【片倉佳史】小さな小さな日台秘話─離ればなれになった父と娘

片倉佳史の台湾便りより転載

 以下の文章は私がツイッターのほうでアップした記事です。1回あたりの投稿が140文字と制限が
あるので、文章が細切れになっている印象を受けるかもしれませんが、ご了承ください。歴史に
よって離ればなれになってしまった父親と娘のストーリーです。このフユコおばさんは伝説・伝承
に詳しい方で、私もいろいろなお話をうかがっています。

*転載に当たって見出しは編集部で付したことをお断りします。(編集部)

               ☆    ☆    ☆

 プユマ族(卑南族・八社族)の暮らすウリブリブク(漢字表記は初鹿)集落。今回は部族の伝承
に詳しい「フユコ」おばさんを取材しました。お父様は青森出身の方で、引き揚げ時、娘を日本に
連れ帰ることを望んだそうです。

 しかし、フユコおばさんは集落内の名家の血筋。部族の長老たちに反対され、フユコおばさんは
台湾に留まることになりました。

 離ればなれになった父と娘は手紙のやりとりを続けていましたが、国民党独裁政権下、人々に出
国の自由はなく、フユコおばさんの日本行きはなかなか叶いませんでした。

 フユコおばさんがようやく日本行きの機会を手に入れた時、お父様はすでに天国に旅立たれた後
でした。この頃、フユコおばさんは何度も何度も手紙を書いていたそうですが、お父様からの手紙
は時々送られてくるだけ。それでもフユコおばさんは父からの手紙を待ち続けていたそうです。
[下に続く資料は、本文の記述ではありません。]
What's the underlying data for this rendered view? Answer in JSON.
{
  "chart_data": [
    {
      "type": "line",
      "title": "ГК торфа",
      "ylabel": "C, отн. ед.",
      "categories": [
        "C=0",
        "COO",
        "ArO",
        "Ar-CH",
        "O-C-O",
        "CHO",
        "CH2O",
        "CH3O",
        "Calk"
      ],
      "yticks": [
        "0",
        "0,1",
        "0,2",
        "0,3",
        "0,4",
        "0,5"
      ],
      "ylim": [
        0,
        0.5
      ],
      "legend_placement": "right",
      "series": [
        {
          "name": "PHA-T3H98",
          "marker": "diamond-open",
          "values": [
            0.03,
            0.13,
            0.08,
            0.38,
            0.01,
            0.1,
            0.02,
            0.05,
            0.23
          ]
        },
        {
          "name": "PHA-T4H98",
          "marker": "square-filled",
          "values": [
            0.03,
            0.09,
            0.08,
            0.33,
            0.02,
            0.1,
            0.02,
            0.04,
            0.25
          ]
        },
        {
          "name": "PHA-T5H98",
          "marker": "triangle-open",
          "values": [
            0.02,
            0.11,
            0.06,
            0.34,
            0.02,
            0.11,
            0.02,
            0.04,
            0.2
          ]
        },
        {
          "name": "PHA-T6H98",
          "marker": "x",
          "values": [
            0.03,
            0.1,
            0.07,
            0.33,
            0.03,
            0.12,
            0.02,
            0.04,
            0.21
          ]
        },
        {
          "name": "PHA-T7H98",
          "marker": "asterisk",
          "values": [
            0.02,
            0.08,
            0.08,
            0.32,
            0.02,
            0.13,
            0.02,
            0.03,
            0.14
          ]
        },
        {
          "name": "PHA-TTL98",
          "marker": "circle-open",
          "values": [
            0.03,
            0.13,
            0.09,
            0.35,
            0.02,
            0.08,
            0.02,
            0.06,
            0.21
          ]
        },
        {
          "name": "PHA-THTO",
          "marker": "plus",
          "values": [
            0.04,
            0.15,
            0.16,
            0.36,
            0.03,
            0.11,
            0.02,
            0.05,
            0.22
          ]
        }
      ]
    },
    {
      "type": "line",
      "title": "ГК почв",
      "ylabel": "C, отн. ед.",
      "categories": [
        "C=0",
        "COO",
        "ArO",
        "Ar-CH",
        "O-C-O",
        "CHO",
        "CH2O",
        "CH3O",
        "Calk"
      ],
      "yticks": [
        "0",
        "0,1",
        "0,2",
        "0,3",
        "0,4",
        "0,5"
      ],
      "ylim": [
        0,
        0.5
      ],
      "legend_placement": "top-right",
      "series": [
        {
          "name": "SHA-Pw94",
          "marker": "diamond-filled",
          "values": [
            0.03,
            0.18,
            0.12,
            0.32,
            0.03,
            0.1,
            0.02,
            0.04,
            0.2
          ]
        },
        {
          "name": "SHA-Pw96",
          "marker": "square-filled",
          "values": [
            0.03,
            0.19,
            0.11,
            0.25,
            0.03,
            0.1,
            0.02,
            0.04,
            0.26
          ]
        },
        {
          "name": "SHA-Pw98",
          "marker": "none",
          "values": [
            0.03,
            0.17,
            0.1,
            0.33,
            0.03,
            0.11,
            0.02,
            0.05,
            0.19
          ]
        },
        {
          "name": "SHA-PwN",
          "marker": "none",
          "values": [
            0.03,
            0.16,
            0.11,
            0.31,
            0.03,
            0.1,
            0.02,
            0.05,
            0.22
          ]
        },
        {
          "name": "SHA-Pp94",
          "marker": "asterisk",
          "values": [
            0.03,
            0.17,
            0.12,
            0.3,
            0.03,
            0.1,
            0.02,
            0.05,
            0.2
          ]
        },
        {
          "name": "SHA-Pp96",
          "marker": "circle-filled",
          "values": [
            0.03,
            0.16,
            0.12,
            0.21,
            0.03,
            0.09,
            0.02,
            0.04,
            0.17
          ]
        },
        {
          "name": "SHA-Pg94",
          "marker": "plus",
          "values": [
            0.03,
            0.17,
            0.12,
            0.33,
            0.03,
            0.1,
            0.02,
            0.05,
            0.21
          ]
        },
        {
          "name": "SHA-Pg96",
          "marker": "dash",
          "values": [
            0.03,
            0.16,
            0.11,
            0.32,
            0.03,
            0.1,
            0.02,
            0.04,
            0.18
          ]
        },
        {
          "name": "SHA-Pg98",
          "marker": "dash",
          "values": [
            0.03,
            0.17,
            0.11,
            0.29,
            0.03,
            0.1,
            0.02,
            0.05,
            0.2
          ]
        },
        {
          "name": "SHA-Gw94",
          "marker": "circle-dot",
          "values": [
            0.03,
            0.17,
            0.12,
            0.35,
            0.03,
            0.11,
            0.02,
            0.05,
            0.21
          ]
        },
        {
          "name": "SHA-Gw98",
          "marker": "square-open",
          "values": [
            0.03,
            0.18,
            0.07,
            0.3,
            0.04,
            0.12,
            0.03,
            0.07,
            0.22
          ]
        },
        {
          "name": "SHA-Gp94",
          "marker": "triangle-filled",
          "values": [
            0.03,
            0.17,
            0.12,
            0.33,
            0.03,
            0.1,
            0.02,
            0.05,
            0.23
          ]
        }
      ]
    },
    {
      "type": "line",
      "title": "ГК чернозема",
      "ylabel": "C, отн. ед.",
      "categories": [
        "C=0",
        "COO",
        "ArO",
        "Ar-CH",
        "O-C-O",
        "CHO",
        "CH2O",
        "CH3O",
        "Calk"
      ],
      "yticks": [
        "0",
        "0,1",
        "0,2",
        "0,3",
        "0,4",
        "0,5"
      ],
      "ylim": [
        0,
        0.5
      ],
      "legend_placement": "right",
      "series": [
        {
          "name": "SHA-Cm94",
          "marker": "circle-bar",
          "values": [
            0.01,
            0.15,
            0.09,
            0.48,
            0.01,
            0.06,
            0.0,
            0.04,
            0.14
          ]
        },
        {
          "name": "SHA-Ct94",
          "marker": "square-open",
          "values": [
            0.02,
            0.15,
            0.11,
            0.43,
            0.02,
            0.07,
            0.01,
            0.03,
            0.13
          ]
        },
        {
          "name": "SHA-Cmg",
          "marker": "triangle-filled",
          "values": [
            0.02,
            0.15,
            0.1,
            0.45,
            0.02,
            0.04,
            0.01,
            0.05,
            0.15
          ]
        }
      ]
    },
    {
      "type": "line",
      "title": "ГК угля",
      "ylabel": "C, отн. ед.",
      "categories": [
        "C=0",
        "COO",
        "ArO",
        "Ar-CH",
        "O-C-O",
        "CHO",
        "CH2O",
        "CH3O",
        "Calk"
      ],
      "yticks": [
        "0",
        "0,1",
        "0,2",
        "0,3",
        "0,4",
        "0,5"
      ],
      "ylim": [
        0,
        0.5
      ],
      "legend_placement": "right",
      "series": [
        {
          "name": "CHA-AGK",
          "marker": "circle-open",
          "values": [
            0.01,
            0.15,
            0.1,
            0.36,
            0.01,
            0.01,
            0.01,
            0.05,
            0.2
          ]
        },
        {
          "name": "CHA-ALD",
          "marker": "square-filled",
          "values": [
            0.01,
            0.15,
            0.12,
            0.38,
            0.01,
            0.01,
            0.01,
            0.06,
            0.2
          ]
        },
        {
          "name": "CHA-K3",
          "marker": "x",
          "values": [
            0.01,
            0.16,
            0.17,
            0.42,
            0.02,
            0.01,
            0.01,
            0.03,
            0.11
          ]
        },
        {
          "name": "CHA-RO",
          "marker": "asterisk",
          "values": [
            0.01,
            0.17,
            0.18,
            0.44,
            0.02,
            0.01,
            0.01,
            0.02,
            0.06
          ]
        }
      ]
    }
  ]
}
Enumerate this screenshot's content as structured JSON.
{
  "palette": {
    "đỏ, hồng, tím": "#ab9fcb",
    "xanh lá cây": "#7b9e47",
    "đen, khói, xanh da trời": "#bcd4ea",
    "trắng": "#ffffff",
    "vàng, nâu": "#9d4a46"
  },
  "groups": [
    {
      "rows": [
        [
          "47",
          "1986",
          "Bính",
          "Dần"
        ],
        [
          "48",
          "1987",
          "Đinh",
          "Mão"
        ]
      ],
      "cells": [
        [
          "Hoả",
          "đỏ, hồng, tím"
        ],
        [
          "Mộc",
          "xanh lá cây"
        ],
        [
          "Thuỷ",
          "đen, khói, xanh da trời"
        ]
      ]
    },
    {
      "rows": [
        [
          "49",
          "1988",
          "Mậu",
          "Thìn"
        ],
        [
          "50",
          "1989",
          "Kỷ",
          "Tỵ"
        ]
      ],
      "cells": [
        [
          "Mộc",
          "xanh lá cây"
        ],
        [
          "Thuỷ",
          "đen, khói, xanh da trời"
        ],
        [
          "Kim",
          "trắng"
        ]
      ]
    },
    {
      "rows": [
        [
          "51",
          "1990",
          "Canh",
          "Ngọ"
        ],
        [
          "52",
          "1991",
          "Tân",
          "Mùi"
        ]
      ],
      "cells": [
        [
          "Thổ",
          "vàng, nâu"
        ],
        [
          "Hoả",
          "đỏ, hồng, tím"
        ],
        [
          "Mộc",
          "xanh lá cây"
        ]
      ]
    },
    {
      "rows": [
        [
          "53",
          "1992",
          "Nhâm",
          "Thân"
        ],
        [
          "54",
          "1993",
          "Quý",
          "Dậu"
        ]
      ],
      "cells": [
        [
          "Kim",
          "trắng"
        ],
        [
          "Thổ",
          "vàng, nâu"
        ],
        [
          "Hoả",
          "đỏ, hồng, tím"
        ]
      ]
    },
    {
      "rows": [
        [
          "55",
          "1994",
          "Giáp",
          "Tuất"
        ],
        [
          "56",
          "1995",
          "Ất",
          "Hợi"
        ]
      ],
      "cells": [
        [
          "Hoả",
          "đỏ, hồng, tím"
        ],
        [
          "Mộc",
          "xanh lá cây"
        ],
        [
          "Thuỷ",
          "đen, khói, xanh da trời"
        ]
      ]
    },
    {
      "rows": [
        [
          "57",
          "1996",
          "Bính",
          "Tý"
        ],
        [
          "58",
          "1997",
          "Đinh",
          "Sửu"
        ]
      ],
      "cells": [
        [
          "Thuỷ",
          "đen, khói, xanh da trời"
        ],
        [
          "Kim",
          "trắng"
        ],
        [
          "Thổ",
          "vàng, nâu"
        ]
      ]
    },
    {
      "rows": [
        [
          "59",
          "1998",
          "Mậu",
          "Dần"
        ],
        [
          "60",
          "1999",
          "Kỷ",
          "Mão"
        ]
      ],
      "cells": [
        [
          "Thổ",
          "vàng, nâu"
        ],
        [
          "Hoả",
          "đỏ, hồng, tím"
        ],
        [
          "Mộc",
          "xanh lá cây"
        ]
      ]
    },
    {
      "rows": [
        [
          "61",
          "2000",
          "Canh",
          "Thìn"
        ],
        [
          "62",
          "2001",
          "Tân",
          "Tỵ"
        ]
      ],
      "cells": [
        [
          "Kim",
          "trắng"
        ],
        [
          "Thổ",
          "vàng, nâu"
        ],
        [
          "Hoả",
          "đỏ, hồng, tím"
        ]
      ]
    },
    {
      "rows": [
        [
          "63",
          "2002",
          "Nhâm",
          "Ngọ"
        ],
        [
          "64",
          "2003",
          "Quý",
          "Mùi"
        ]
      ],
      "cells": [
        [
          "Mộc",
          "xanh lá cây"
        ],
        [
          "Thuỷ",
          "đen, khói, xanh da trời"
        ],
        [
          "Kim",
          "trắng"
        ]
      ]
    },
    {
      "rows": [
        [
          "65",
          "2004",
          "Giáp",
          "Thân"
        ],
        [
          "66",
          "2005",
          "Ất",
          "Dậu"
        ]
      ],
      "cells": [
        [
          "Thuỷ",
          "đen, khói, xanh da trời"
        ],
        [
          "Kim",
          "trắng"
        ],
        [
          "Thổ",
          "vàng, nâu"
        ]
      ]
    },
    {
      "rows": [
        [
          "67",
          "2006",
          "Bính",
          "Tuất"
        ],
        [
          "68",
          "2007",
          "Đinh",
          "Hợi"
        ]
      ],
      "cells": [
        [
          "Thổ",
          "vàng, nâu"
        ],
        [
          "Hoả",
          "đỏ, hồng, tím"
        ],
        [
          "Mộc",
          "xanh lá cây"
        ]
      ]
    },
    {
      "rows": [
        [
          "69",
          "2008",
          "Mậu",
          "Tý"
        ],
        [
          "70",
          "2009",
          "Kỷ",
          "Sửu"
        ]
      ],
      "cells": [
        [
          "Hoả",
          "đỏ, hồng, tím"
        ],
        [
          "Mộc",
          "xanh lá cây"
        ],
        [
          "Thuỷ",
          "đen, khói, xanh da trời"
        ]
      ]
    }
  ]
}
 お父様は台湾から引き揚げ後、身寄りもなく、青森で極貧の生活を送っていたそうです。生涯独
身を貫き、台湾時代の話をすることも皆無だったそうです。その後、老人ホームに入り、病に罹っ
たと言います。

 お父様が台湾を訪れることは一度もありませんでしたが、病床ではフユコおばさんからの手紙を
何度も読み返していたそうです。そして、しわくちゃになった手紙を握りしめ、孤独な死を遂げた
そうです。

「フユコは漢字で書けば冬子。暖かい台湾で冬子なんておかしいでしょう? これはお父さんが青
森の雪景色を思って付けてくれた名前なの。大切な名前よ」

 今、フユコおばさんは「お父さんが寂しくないように」と部族伝統の花を用いた帽子の中に遺影
を置き、毎朝、話しかけているそうです。知られざる、小さな小さな日台秘話。